1.2 Key consumer impacts

  • ΔThe Committee brought together practitioners with experience in and commitment to the care of people with cardiac conditions to examine how well the descriptions of Medicare items match current clinical practice and meet the needs of Australians. Consumer representatives were on the Committee and every Working Group. The consumer impacts summary (Section 3.4) provides more detail on consumer impacts. There is also a list of all the reviewed items, written in plain English, in Appendix A – Summary for consumers.
  • ΔChanges have been recommended for some items that are no longer up to date. Some items are no longer used, and some should not be used because clinical best practice has changed since they were originally described. These items have been recommended for deletion.
  • ΔThe majority of the work conducted by the Committee focused on clinical issues and the provision of clinical services. As a result, the consumer representative relied frequently upon the advice of the clinicians regarding how consumers would be affected.
  • ΔThe consumer representative used the following framework to assess recommendations:
    • Safety: None of the recommendations negatively affect the safety of cardiac services.
    • Quality: Many of the recommended changes are intended to improve quality, primarily by aligning the reimbursement system with evidence‐based practice.
    • Access: The recommendations do not negatively affect appropriate access. However, some patient groups have been receiving services that they do not need, which can result in either negative health impacts or unnecessary cost. Inappropriate access was restricted where possible.
    • Effectiveness: None of the recommendations reduce the effectiveness of cardiac services. The Committee did recommend that the MSAC consider allowing GPs to order CT scans of heart arteries (at present, only specialists can order these scans), but this is expensive and is not yet supported by strong evidence, so this recommendation might not be approved.
    • Cost‐effectiveness: The recommendations will have a positive effect on cost‐effectiveness because they make it easier to determine which patient groups should have access to specific tests and treatments.
    • Accountability: Many of the changes include wording that facilitates future auditing for quality purposes.
    • Data collection: Data collection for research, monitoring and auditing presents a huge opportunity for a revised MBS, and the recommendations should improve the opportunities to use this data for targeted research in the future.

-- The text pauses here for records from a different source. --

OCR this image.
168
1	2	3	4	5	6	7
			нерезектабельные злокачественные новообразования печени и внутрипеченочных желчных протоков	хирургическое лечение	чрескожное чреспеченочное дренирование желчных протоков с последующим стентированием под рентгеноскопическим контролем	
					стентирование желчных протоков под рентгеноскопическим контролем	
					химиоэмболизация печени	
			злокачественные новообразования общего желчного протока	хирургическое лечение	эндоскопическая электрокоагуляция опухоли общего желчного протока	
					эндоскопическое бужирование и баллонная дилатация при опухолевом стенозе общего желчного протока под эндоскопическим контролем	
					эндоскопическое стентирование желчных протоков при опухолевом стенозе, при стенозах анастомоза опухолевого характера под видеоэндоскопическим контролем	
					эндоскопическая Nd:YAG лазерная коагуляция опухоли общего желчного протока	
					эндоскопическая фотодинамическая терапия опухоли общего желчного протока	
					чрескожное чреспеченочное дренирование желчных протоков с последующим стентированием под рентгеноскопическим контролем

1.3 Next steps for these recommendations

  • ΔThe Committee’s recommendations will be considered by the Taskforce, along with feedback received during public consultation. The Taskforce will decide if these should be endorsed and recommended to the Government. The Government will then decide which recommendations to implement, and the Department of Health and other relevant agencies will work to implement them. This process may take some time.